At present, many studies have already indicated that AURKB is a promising therapeutic target in various cancers, such as non-small cell lung cancer (NSCLC) (Bertran-Alamillo et al., 2019), gastric cancer (GC) (He et al., 2019), leukemia (He et al., 2016), prostate cancer (PC) (Addepalli et al., 2010), and breast cancer (Han et al., 2017). Additionally, in the present study, we found that AURKB is a promising biomarker in the treatment of ccRCC and a predictor of prognosis.
Inevitably, our study also has several limitations. Firstly, the data we analyzed in the present study were extracted from several public databases, which had not been verified. Secondly, the mechanisms by which AURKB regulates the occurrence and progression of ccRCC need further exploration. Finally, our study found that ccRCC cell lines were more sensitive to AURKB-targeting drug (Genentech Cpd 10) than the conventional targeted drugs (Cabozantinib and Axitinib). However, more studies are necessary to identify whether AURKB could be used as a target for ccRCC treatment.
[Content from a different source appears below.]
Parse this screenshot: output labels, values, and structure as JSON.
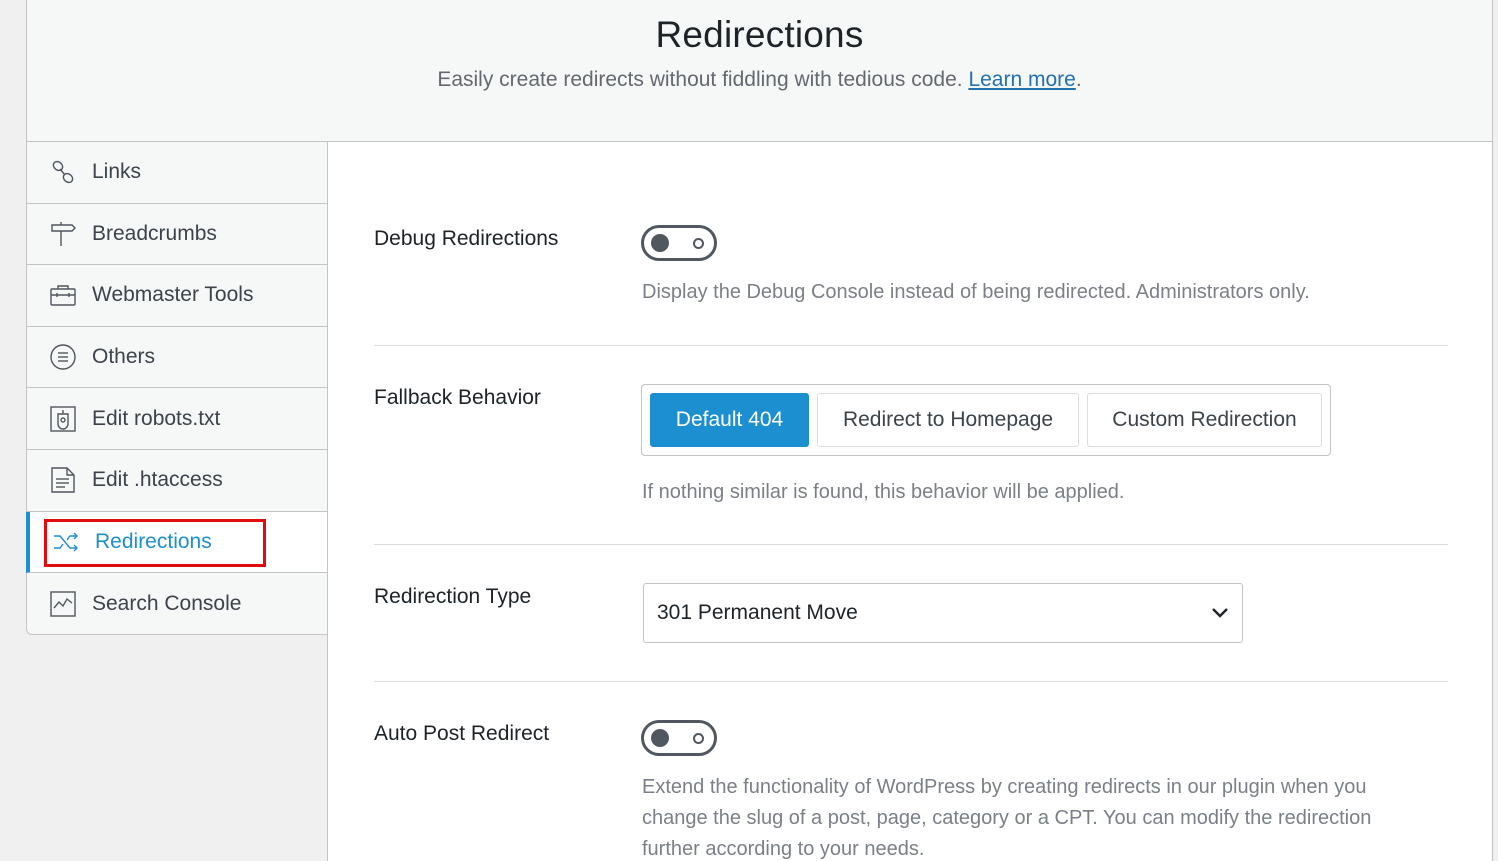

In summary, our study suggests that AURKB is over-expressed in ccRCC, and it is a valuable prognostic factor for predicting OS and DFS of ccRCC patients. AURKB can promote development of ccRCC via various signaling pathways including intestinal immune network for IgA production, cytokine-cytokine receptor interaction, natural killer cell mediated cytotoxicity, cell cycle and cell adhesion molecules (CAMs). In addition, AURKB might be a promising therapeutic target for ccRCC. However, more research is required to verify the findings of this study.